China is reportedly considering the issuance of 6 trillion yuan (approximately $850 billion) in special treasury bonds over the next three years to bolster its struggling economy. Despite the substantial figure, this proposed fiscal stimulus has failed to uplift investor confidence, as reflected in the lukewarm performance of the stock market.
Unveiling the Stimulus Plan
According to a Caixin Global report, which cited sources familiar with the matter, this potential bond issuance follows statements from Finance Minister Lan Foan. On Saturday, he announced that China would “significantly increase” its debt to support economic growth. However, the lack of specific details surrounding the size and timing of these fiscal measures has left some investors dissatisfied.
The announcement arrives amid widespread speculation regarding the scope of Beijing’s economic rescue package. Earlier this month, Chinese stocks reached two-year highs following initial rumors of stimulus efforts. Yet, without confirmation of the details, markets retreated, leaving many investors cautious. By Tuesday, stocks had dipped 0.3%, indicating muted optimism about the reported stimulus.
Analysts Weigh In
While the market reaction has been subdued, financial experts suggest that the proposed bond issuance could help stabilize China’s growth in the short term. Xing Zhaopeng, senior China strategist at ANZ, stated, “This is in line with our expectations. We still believe that a growth target of around 5% is feasible for next year, and this level of stimulus should be sufficient to support that goal.”

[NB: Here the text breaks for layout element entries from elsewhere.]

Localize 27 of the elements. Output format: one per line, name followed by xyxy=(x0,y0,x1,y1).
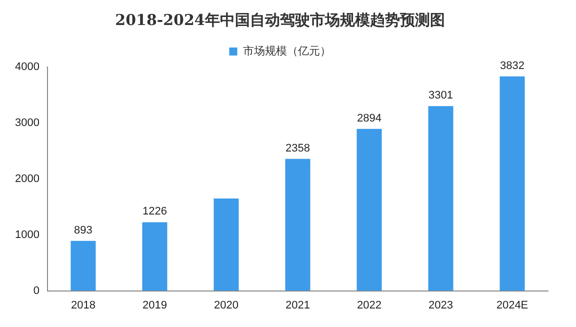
data-label: 893 xyxy=(74,224,92,236)
chart-title: 2018-2024年中国自动驾驶市场规模趋势预测图 xyxy=(115,10,445,29)
x-tick-label: 2023 xyxy=(428,299,453,312)
bar xyxy=(214,198,239,291)
bar xyxy=(428,106,454,291)
bar xyxy=(356,128,382,291)
y-tick-label: 2000 xyxy=(14,172,40,185)
y-tick-label: 1000 xyxy=(14,228,40,241)
x-tick-label: 2022 xyxy=(356,299,382,312)
bar xyxy=(142,222,168,291)
bar xyxy=(500,76,525,291)
data-label: 3832 xyxy=(500,60,524,72)
x-tick-label: 2019 xyxy=(142,299,167,312)
data-label: 3301 xyxy=(428,90,453,102)
y-tick-label: 4000 xyxy=(14,61,40,74)
bar xyxy=(70,240,96,291)
data-label: 2894 xyxy=(356,112,382,124)
y-tick-label: 3000 xyxy=(14,116,40,129)
data-label: 1226 xyxy=(142,206,167,218)
legend-label: 市场规模（亿元） xyxy=(242,44,331,58)
bar xyxy=(285,158,310,291)
x-tick-label: 2021 xyxy=(285,299,310,312)
data-label: 2358 xyxy=(285,142,310,154)
x-tick-label: 2018 xyxy=(70,299,96,312)
x-tick-label: 2020 xyxy=(214,299,238,312)
x-tick-label: 2024E xyxy=(496,299,528,312)
y-tick-label: 0 xyxy=(33,284,40,297)
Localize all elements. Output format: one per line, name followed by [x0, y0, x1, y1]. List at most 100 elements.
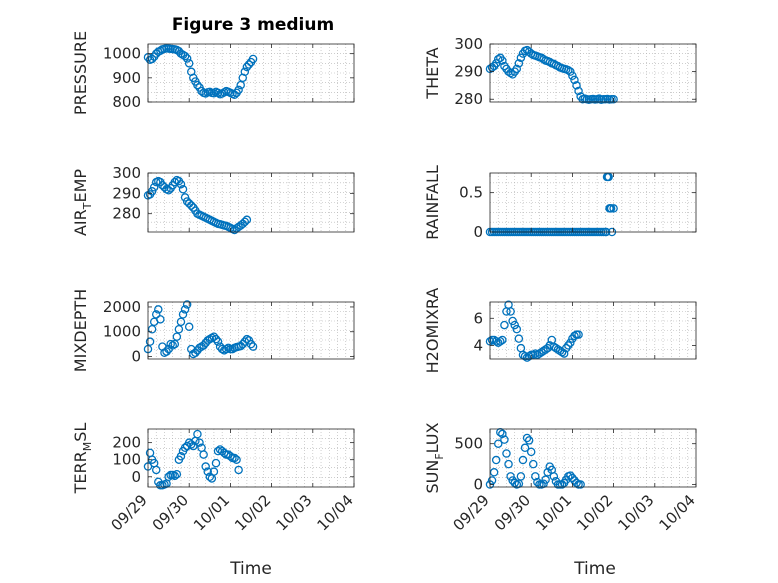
y-tick-label: 500 [454, 435, 483, 453]
data-point [487, 476, 497, 485]
y-tick-label: 2000 [103, 298, 141, 316]
data-point [570, 331, 579, 341]
data-point [199, 341, 208, 350]
data-point [508, 316, 517, 326]
data-point [174, 325, 184, 334]
subplot-2: 280 290 300 THETA [423, 35, 697, 108]
data-point [491, 337, 501, 346]
subplot-5: 0 1000 2000 MIXDEPTH [71, 289, 355, 372]
data-point [570, 75, 579, 85]
y-tick-label: 280 [454, 90, 483, 108]
data-point [568, 71, 577, 81]
data-point [510, 320, 519, 330]
y-tick-label: 280 [112, 205, 141, 223]
data-series [143, 429, 243, 490]
data-series [143, 300, 258, 359]
data-point [566, 471, 575, 480]
data-point [184, 59, 194, 68]
data-point [211, 334, 221, 344]
y-tick-label: 0.5 [459, 184, 483, 202]
data-point [230, 453, 239, 463]
y-tick-label: 0 [473, 476, 483, 494]
data-point [500, 320, 509, 330]
data-point [572, 478, 581, 488]
figure-title: Figure 3 medium [172, 15, 334, 35]
x-tick-label: 10/02 [573, 491, 616, 534]
data-point [193, 80, 202, 90]
data-point [240, 67, 250, 77]
data-point [506, 307, 515, 316]
y-axis-label: THETA [423, 47, 442, 99]
subplot-1: 800 900 1000 PRESSURE [71, 31, 355, 115]
data-point [246, 339, 256, 349]
data-point [164, 186, 173, 195]
data-point [234, 465, 243, 475]
data-point [209, 332, 219, 341]
data-point [203, 467, 212, 476]
data-point [496, 337, 505, 346]
x-tick-label: 10/02 [231, 491, 274, 534]
minor-grid [148, 429, 354, 487]
minor-grid [490, 173, 696, 232]
data-point [606, 204, 616, 213]
data-point [162, 347, 171, 356]
data-point [512, 64, 522, 74]
data-point [549, 59, 559, 69]
axes-box [147, 172, 355, 233]
minor-grid [490, 429, 696, 487]
y-axis-label: H2OMIXRA [423, 288, 442, 374]
data-point [242, 62, 252, 72]
y-tick-label: 1000 [103, 45, 141, 63]
data-point [502, 449, 511, 458]
data-series [485, 172, 618, 237]
y-axis-label: MIXDEPTH [71, 289, 90, 372]
data-point [195, 438, 204, 447]
x-axis-label-left: Time [229, 559, 272, 579]
data-point [574, 330, 583, 339]
data-point [493, 54, 503, 64]
data-point [559, 349, 569, 358]
data-point [543, 468, 552, 477]
y-tick-label: 300 [454, 35, 483, 53]
y-tick-label: 290 [112, 184, 141, 202]
axes-box [147, 301, 355, 360]
y-tick-label: 4 [473, 336, 483, 354]
axes-box [489, 43, 697, 103]
data-point [566, 67, 575, 76]
data-point [520, 352, 530, 361]
data-point [176, 452, 186, 461]
data-series [143, 175, 252, 235]
data-point [180, 193, 190, 202]
data-point [145, 337, 155, 346]
data-point [609, 94, 618, 104]
x-tick-label: 09/29 [450, 491, 493, 534]
data-point [489, 468, 499, 477]
data-point [564, 65, 573, 75]
axes-box [147, 428, 355, 488]
data-point [178, 185, 188, 194]
y-tick-label: 300 [112, 164, 141, 182]
x-tick-label: 10/01 [532, 491, 575, 534]
data-point [147, 187, 157, 196]
data-point [197, 86, 206, 96]
data-point [182, 300, 192, 309]
data-point [172, 469, 182, 479]
data-series [143, 44, 258, 100]
axes-box [147, 43, 355, 103]
data-point [516, 343, 526, 353]
y-tick-label: 0 [131, 348, 141, 366]
data-point [151, 465, 161, 475]
data-point [180, 443, 190, 453]
data-series [485, 300, 583, 362]
data-point [576, 480, 585, 489]
y-axis-label: TERRMSL [71, 423, 94, 495]
data-point [213, 88, 223, 98]
y-tick-label: 1000 [103, 323, 141, 341]
x-tick-label: 10/03 [614, 491, 657, 534]
data-point [209, 89, 219, 98]
y-tick-label: 900 [112, 69, 141, 87]
data-point [180, 305, 190, 314]
data-point [531, 349, 540, 358]
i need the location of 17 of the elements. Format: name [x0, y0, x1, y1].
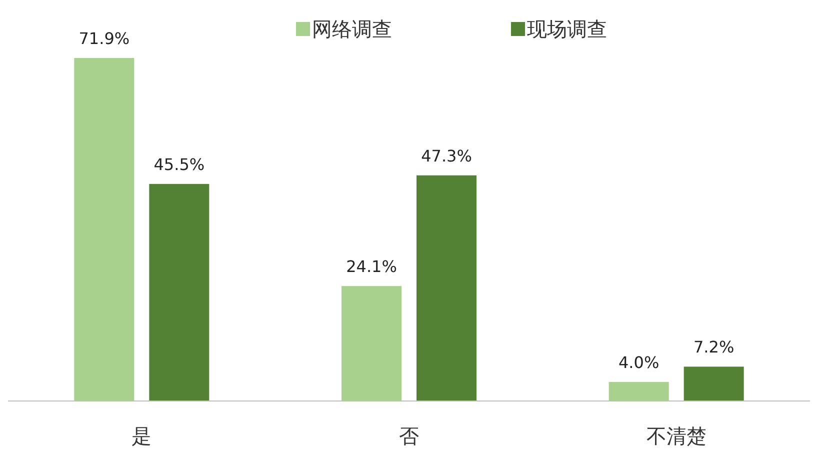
data-label: 71.9% — [78, 29, 130, 48]
legend-label: 网络调查 — [312, 17, 392, 41]
bar — [342, 286, 402, 401]
data-label: 7.2% — [694, 338, 734, 357]
data-label: 45.5% — [154, 154, 205, 174]
data-label: 4.0% — [618, 352, 660, 372]
x-tick-label: 是 — [132, 424, 152, 448]
data-label: 47.3% — [421, 146, 472, 166]
bar — [74, 58, 134, 401]
data-label: 24.1% — [346, 257, 397, 276]
x-tick-label: 不清楚 — [646, 424, 706, 448]
x-tick-label: 否 — [399, 424, 419, 448]
bar — [149, 184, 210, 401]
bar — [684, 366, 744, 401]
bar — [416, 175, 476, 401]
bar — [608, 382, 669, 401]
legend-label: 现场调查 — [527, 17, 607, 41]
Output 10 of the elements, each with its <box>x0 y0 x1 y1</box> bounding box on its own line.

In fact, last month, Reuters reported that China was considering issuing special sovereign bonds worth about 2 trillion yuan ($285 billion) this year alone as part of broader fiscal measures.
Economic Outlook: Growth Targets Under Pressure
Recent economic data from China has been less than encouraging. Both September’s trade and new lending figures fell short of expectations, raising concerns that the country might not hit its 2024 growth target of 5%. Analysts predict third-quarter growth will slow to 4.5%, compared to 4.7% in the second quarter, with hopes of a late-year rebound driven by the anticipated stimulus.
Authorities have already started implementing measures to support the economy. In late September, the Chinese government introduced monetary stimulus alongside support for the property sector. This was followed by a Politburo meeting in which leaders pledged “necessary spending” to bring the country’s growth trajectory back on track.
Challenges Ahead for China’s Economy
Despite the reported 6 trillion yuan bond issuance, hitting a consistent growth rate of 5% over the next few years will be a daunting task. Bruce Pang, chief China economist at Jones Lang LaSalle, noted that the additional funds could significantly improve China’s chances of achieving this growth rate in 2024 and 2025. However, challenges such as weakening external demand and the ongoing property crisis could hinder progress.
The property sector, which has been in sharp decline since 2021, remains a major concern for local governments. Many local governments relied on land sales to developers as a key revenue source. As the real estate market struggles, government revenues have shrunk, further straining the ability to invest in infrastructure and other growth-boosting projects.
The Role of Local Government Debt and Public Spending
The report also highlighted that the newly raised funds would be partially allocated to help local governments resolve their hidden debts. According to the International Monetary Fund (IMF), China’s central government debt is estimated at 24% of GDP, but overall public debt—including local government liabilities—stands at a staggering $16 trillion, or 116% of GDP.
With local governments heavily indebted and corporate balance sheets weakening, Xia Haojie, a bond analyst at Guosen Futures, expressed concern that investment will remain subdued unless the central government takes bold steps to increase leverage.
Global Impact and Trade Concerns
China’s economic woes extend beyond its borders. The nation’s reliance on debt-driven infrastructure investments and manufacturing has contributed to a significant imbalance between its role as a global producer and its lagging consumer demand. This imbalance has sparked trade tensions, particularly with the United States and Europe.
Furthermore, concerns about long-term growth potential are growing, even with the short-term stimulus. Lynn Song, ING’s greater China chief economist, emphasized that maintaining 5% growth in the coming years will be “a challenging task,” especially in the face of weaker global demand.
What’s Next?
The details of China’s fiscal stimulus are expected to be revealed in the coming weeks during a meeting of the Standing Committee of the National People’s Congress, the country’s top legislative body. Investors and analysts alike are eagerly awaiting more clarity on how Beijing plans to manage its debt and reignite economic growth.